Sonntag, 26. Oktober 2008

Karin Neuhäuser entdeckt die „Fledermaus“ von Johann Strauß im Schauspiel Frankfurt neu

Ein beschaulicher Operetten-Abend war das ganz und gar nicht. Doch als einen Kulturschock hat es wohl wohl kaum jemand aufgefasst, wie Karin Neuhäuser am Schauspiel Frankfurt mit der guten alten „Fledermaus“ von Johann Strauß umgegangen ist. Der experimentierfreudigen Regisseurin und ihrem überaus engagierten und lustvoll aufspielenden Ensemble ist es gelungen, mit einer Mischung aus Trash-Musical, Revue und Operetten-Persiflage sowie einer gehörigen Portion Nonsens zu begeistern.

Die Filmsequenz zu Beginn macht deutlich, welche Schmach Dr. Falke (Matthias Redlhammer) erlitten hat. Sein Freund Gabriel von Eisenstein (Martin Butzke) hat ihn nach einer durchzechten Nacht nicht nur volltrunken, sondern auch im Batman-Kostüm auf einer Parkbank zurück gelassen, wo er am nächsten Morgen zum Gespött von Touristen und Geschäftsleuten wurde. Nun ist sein Moment der Rache, die „Rache der Fledermaus“ gekommen. Eisenstein muss für acht Tage ins Gefängnis und Falke inszeniert ihm eine rauschende Ballnacht mit anschließendem Kater samt Ehedrama und Identitätskrise. Doch die Geschichte ist ja bekannt.

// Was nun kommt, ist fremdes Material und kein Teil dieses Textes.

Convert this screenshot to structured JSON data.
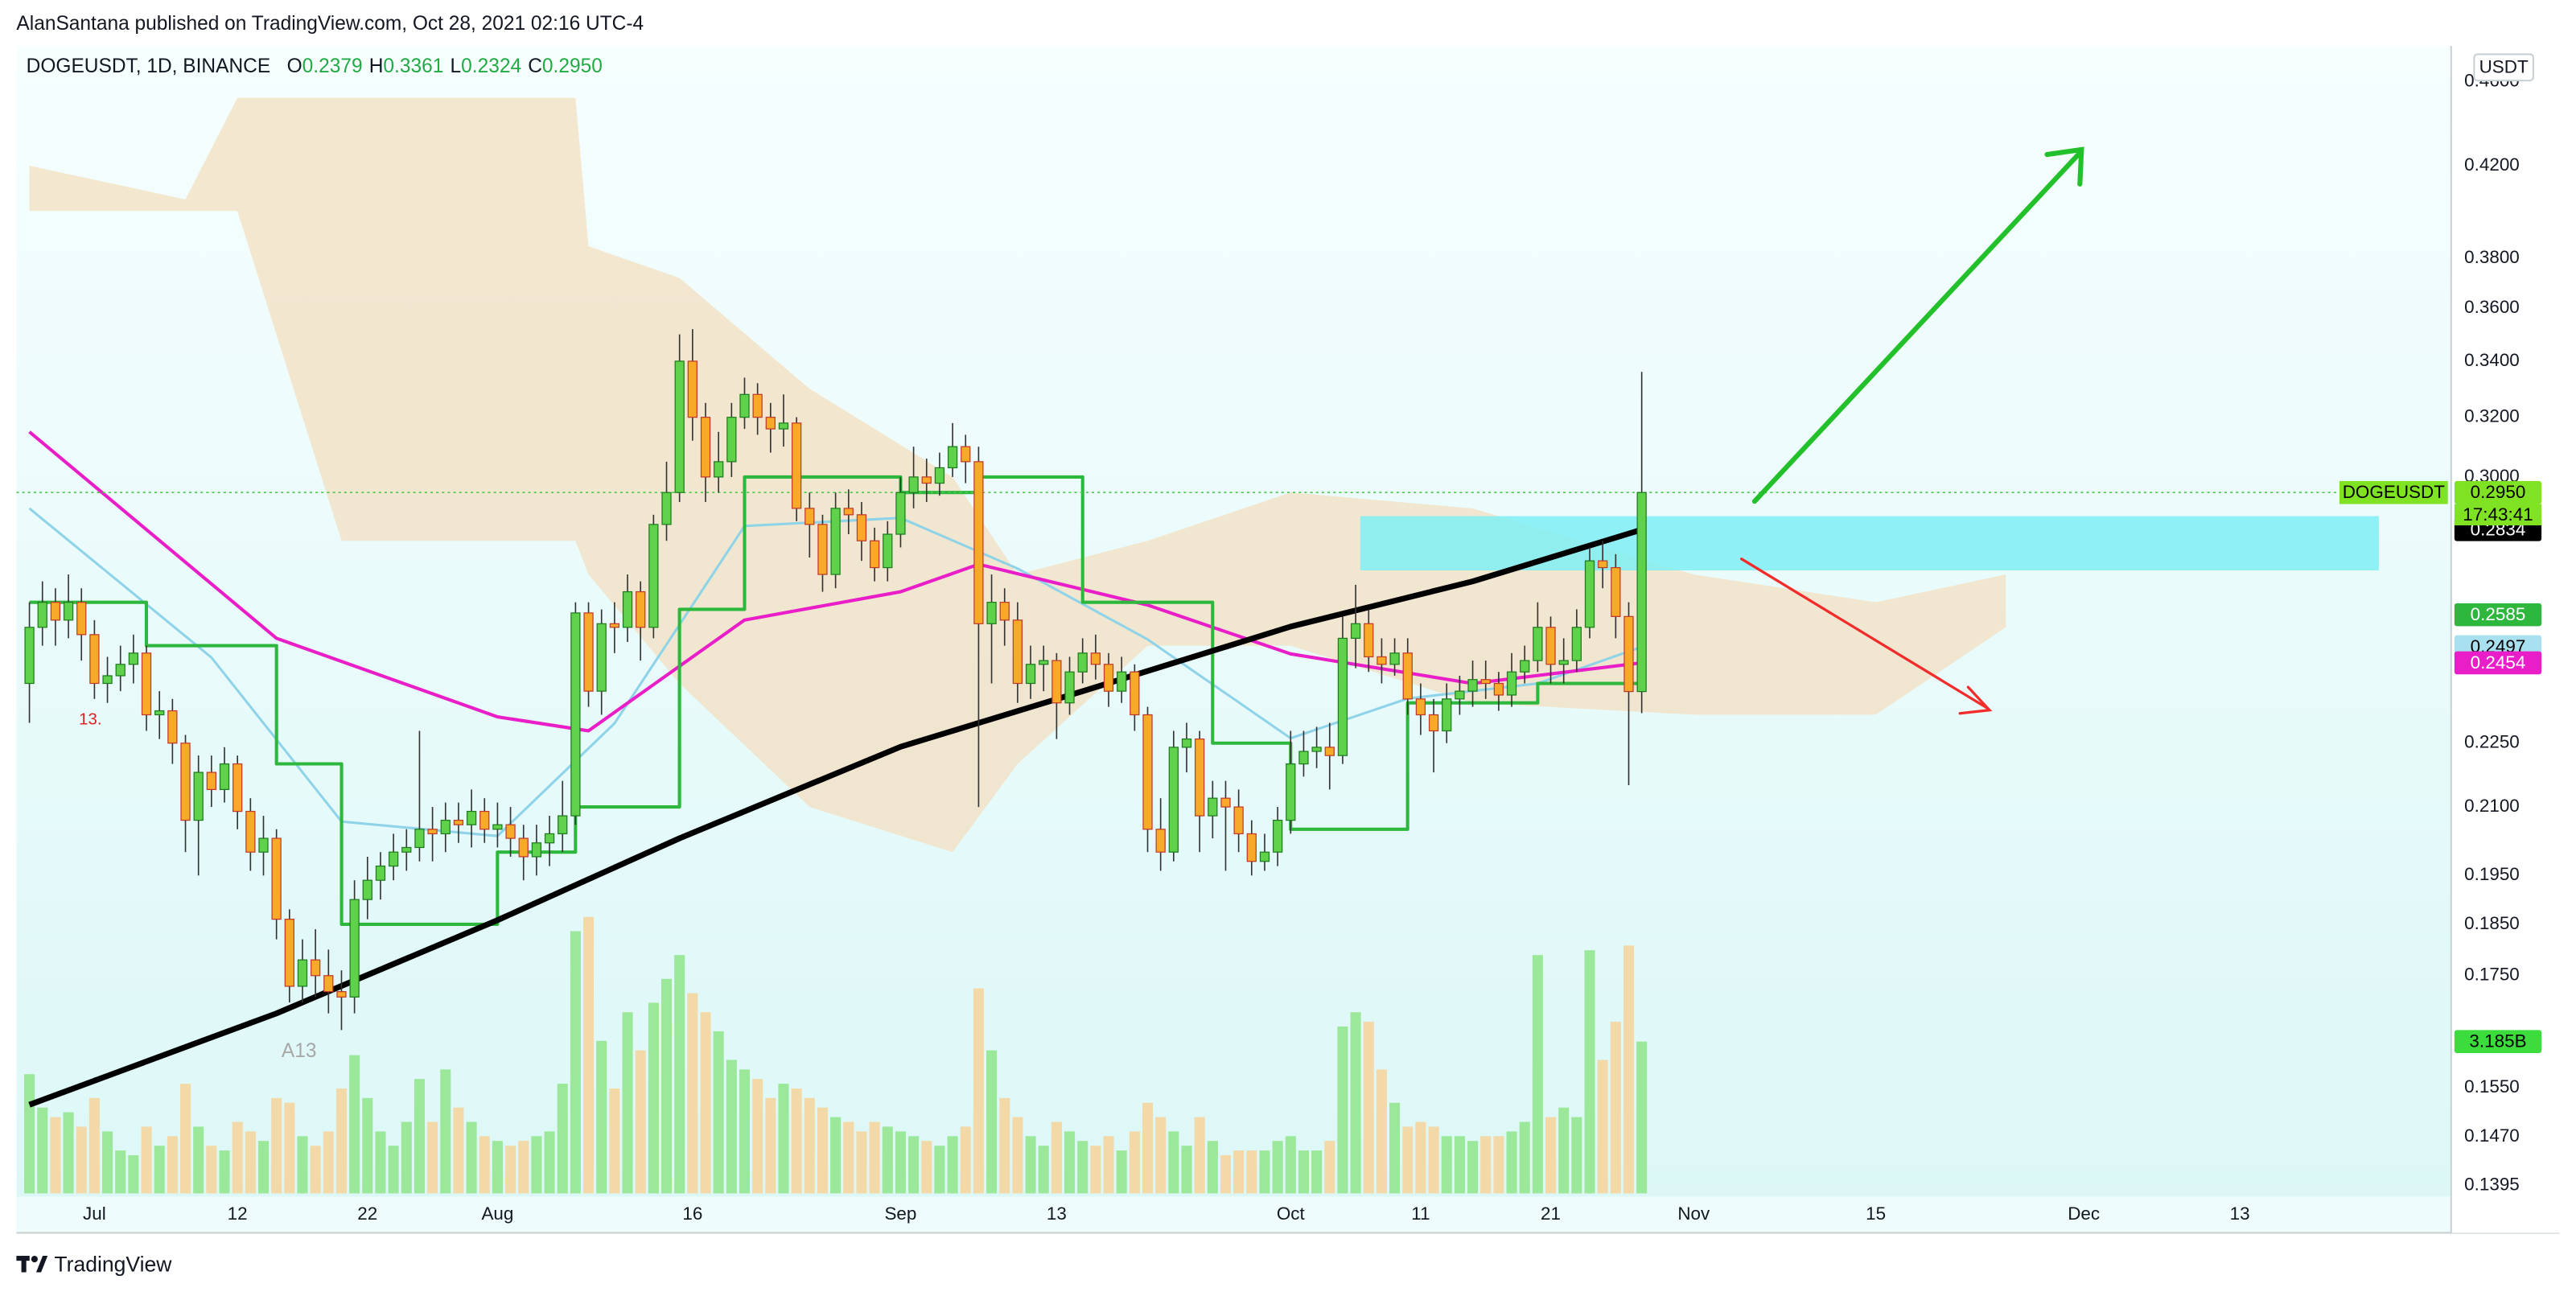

Für Karin Neuhäuser ist die Vorlage ein Skelett, das sie genüsslich mit Fleisch füllt. Dafür dreht sie an allen Hebeln des Klamauks und der bitterbös beißenden Groteske. Susanne Buchenberger mimt eine aufgesetzt gelangweilte Rosalinde, die ihren Gatte später unerkannt als amerikanisches Sanges-Starlett umgarnt. Sandra Bayrhamme ist eine erstaunliche Verwandlungskünstlerin und gibt sowohl das devot-weinerliche Kammermädchen Adele sowie deren Wiedergängerin Olga, die sich mit frech-frivoler Kleinmädchen-Masche den Aufstieg sichert. Martin Butzke verliert sich als Eisenstein immer mehr im Rausch seiner Gier. Unvergleichlich sein französisches Rededuell mit seinem späteren Gefängnisdirektor Frank (Victor Calero), der eine im Asterix-, der andere im Obelix-Kostüm, beide bar jeder Sprachkenntnis. Stefko Hanushevsky ist ein überzogen-dekadenter Prinz Orlovsky im schwarzen Ballett-Röckchen und mit tapferem Falsett.

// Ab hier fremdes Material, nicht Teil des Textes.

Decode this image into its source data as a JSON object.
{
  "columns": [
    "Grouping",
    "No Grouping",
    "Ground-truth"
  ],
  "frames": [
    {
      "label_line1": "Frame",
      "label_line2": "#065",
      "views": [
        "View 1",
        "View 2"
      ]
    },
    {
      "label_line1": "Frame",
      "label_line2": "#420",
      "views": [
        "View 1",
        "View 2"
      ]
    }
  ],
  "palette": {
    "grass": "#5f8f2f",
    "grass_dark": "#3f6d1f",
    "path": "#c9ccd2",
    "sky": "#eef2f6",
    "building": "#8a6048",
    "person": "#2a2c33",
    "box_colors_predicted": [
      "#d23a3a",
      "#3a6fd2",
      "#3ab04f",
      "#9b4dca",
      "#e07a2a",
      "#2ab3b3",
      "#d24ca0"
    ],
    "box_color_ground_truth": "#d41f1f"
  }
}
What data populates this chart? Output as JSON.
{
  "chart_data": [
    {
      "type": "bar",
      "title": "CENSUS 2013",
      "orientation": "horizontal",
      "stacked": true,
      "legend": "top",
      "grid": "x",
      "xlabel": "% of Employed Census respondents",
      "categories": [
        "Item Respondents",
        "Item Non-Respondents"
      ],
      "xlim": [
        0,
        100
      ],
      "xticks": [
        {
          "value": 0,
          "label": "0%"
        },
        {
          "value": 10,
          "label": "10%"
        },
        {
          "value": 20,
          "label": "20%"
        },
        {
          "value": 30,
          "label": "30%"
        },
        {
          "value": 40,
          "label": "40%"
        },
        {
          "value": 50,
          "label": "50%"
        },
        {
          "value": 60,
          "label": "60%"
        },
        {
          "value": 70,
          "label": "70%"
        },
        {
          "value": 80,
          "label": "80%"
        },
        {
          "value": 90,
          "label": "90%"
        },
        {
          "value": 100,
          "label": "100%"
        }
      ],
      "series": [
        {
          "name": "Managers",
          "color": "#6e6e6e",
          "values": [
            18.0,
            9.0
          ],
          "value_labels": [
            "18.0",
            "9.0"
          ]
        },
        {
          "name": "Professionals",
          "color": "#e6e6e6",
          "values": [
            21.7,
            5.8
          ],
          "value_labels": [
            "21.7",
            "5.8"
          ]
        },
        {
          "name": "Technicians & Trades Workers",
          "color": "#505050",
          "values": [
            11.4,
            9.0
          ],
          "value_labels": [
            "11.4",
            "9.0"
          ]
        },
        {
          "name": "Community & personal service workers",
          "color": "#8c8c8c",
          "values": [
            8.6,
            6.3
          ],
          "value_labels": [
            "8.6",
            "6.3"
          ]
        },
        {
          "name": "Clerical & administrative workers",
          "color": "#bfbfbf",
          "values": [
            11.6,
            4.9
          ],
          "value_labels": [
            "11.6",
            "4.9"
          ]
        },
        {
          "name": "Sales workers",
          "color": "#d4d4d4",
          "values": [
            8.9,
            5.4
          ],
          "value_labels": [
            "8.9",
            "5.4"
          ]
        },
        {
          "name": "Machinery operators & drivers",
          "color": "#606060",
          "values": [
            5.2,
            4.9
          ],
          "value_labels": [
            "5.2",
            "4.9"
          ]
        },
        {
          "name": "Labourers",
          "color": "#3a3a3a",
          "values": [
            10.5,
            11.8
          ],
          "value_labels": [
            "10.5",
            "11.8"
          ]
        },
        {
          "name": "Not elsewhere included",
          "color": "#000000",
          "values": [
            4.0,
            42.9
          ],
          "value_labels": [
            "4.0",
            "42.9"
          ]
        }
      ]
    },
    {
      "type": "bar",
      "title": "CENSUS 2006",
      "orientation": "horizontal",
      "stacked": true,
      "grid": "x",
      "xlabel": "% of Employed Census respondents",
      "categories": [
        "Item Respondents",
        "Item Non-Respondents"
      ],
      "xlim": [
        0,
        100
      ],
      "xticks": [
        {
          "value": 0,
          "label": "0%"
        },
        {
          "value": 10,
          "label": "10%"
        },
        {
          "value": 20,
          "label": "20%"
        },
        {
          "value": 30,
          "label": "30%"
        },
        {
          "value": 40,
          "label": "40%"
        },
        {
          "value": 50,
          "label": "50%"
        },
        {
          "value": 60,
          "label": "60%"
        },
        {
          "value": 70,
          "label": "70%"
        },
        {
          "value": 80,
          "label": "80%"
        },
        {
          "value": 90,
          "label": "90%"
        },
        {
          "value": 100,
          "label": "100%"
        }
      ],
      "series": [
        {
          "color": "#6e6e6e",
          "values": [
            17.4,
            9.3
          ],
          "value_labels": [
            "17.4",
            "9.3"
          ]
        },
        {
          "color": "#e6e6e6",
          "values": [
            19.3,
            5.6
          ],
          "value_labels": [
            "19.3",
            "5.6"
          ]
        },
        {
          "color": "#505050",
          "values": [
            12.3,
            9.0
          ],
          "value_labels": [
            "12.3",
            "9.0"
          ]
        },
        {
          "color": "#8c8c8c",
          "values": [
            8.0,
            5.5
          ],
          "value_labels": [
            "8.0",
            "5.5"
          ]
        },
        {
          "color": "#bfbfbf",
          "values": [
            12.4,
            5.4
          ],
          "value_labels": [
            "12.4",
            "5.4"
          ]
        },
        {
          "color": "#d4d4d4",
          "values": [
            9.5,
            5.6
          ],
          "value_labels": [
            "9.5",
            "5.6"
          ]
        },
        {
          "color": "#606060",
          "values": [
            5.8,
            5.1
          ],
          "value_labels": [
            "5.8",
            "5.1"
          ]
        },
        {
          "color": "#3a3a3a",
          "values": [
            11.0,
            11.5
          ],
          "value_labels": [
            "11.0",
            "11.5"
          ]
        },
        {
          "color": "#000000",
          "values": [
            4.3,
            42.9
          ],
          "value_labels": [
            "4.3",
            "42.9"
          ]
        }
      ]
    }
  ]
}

Es gehört zu den Verdiensten dieser einfach nur glänzend unterhaltsamen Inszenierung, das Original in Teilen durchaus ernst zu nehmen. So manche Melodie wird gerettet, mitunter sogar nahe an der Vorlage. Doch gleich danach rockt das Haus zuverlässig in bester Rocky-Horror-Manie. Running Gags wie ein ab und an durch die Szene platschender Frosch mit Luftballons oder die alten Muppet-Männer, die aus luftiger Höhe Robert Gernhardt zitieren und sich darüber kaputt lachen, halten das Tempo an keiner Stelle auf. Musikalisch wird das Stück von einem Salon-Sextett unter der Leitung von Matthias Flake, das sowohl den Wiener Schmäh als auch rotzigen Hardrock kann, voran getrieben.